When a plaintiff pays a lender out of the proceeds of their settlement or judgment, they pay back the principal amount they borrowed as well as a funding fee or interest payments. This could end up being double or triple what the plaintiff borrowed from the lender.
A personal injury case may take months or even years to reach a conclusion. Many lawsuit loans can have interest rates of up to 60 percent a year. This is comparable to a payday loan. The interest is usually compounded monthly. It is common for a plaintiff to pay back an amount that is more than what they borrowed.
Not All Cases Qualify
Lending companies know they are taking a significant risk by offering a lawsuit loan. They will only provide a lawsuit loan if it is believed that a plaintiff will win their case.

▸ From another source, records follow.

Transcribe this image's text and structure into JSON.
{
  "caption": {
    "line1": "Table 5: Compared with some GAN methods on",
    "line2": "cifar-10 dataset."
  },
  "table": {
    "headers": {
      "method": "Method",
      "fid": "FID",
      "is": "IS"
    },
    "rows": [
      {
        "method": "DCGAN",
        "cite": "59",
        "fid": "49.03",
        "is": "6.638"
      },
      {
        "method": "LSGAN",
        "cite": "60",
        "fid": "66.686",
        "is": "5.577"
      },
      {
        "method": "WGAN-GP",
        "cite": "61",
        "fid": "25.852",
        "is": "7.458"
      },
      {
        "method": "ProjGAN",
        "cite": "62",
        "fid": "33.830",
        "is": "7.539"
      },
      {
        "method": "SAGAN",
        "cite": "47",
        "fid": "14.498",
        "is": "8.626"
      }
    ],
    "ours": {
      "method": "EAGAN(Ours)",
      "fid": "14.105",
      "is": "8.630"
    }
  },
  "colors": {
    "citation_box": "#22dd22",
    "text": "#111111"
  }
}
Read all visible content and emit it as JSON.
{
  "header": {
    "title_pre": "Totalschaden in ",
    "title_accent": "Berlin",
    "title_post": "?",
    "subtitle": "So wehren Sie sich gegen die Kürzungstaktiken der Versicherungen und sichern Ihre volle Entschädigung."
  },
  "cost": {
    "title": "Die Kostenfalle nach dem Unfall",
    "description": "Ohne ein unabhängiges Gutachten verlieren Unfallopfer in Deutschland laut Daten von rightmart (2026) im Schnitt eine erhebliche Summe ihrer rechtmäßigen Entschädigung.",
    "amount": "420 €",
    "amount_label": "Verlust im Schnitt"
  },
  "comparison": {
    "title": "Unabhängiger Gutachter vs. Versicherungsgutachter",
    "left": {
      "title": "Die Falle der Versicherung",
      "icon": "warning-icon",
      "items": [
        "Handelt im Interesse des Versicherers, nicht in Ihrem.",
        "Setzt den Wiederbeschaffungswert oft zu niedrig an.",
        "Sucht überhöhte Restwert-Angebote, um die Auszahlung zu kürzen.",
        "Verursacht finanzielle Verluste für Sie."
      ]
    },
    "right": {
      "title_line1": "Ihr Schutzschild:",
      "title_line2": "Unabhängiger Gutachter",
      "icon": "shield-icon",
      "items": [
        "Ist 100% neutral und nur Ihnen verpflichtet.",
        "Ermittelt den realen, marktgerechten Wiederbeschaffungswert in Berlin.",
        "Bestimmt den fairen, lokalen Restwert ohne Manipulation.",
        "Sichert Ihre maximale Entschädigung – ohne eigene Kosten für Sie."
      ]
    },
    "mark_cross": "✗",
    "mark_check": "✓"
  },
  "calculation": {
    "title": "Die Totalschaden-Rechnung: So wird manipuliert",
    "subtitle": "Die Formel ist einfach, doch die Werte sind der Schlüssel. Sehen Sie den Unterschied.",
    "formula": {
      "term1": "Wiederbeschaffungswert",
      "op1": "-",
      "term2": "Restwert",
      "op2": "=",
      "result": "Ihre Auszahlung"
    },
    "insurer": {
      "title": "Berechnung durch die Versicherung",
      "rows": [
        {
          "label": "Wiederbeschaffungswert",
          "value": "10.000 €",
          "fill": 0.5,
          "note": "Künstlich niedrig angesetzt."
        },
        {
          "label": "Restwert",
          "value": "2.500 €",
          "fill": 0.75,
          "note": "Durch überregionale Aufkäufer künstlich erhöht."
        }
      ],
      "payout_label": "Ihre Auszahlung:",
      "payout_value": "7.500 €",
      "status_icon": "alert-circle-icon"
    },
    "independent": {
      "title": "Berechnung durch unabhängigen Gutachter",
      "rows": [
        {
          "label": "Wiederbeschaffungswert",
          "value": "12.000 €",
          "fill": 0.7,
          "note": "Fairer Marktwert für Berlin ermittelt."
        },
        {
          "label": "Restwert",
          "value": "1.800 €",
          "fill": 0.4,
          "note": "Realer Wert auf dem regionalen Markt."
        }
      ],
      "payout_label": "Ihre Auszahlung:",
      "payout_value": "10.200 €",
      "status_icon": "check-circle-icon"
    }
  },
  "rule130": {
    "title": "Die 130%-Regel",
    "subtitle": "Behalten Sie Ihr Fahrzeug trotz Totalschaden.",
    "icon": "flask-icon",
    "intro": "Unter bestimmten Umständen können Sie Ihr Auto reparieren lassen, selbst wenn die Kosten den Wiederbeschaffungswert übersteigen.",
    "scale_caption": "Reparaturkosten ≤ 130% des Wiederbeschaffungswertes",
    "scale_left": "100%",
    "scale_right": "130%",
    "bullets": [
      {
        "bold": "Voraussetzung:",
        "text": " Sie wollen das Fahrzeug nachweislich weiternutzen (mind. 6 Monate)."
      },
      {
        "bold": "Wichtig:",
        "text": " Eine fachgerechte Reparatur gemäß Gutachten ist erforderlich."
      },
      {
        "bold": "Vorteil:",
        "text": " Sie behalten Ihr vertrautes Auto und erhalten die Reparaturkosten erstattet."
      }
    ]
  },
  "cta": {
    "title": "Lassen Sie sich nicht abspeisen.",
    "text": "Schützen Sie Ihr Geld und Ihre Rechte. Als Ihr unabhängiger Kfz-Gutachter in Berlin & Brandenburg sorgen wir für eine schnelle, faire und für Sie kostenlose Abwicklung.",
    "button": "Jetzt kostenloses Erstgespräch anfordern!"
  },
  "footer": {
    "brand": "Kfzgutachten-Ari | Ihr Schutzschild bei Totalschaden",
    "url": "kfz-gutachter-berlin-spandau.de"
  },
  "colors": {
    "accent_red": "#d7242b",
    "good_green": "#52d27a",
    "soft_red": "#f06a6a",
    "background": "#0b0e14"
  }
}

If the plaintiff loses their case, they may not have to pay the loan back. If a plaintiff wins less than the lending company anticipated, they may not have to pay back the entire amount. This is the reason a lender will want to only fund a case that is likely to provide a good payout. It is also why lawsuit lenders are particular about the cases they accept. It is common for a plaintiff to apply to five or more lending companies before finding one interested in their case.
There are very few restrictions covering how much a lending company can charge for a car accident loan. There are even fewer requirements when it comes to disclosing interest rates and other terms. This makes it a challenge to find and compare the rates of different companies. It is common for the vocabulary used to promote this lending product to be different from one company to another. Some will refer to it as a lawsuit loan and others a lawsuit advance.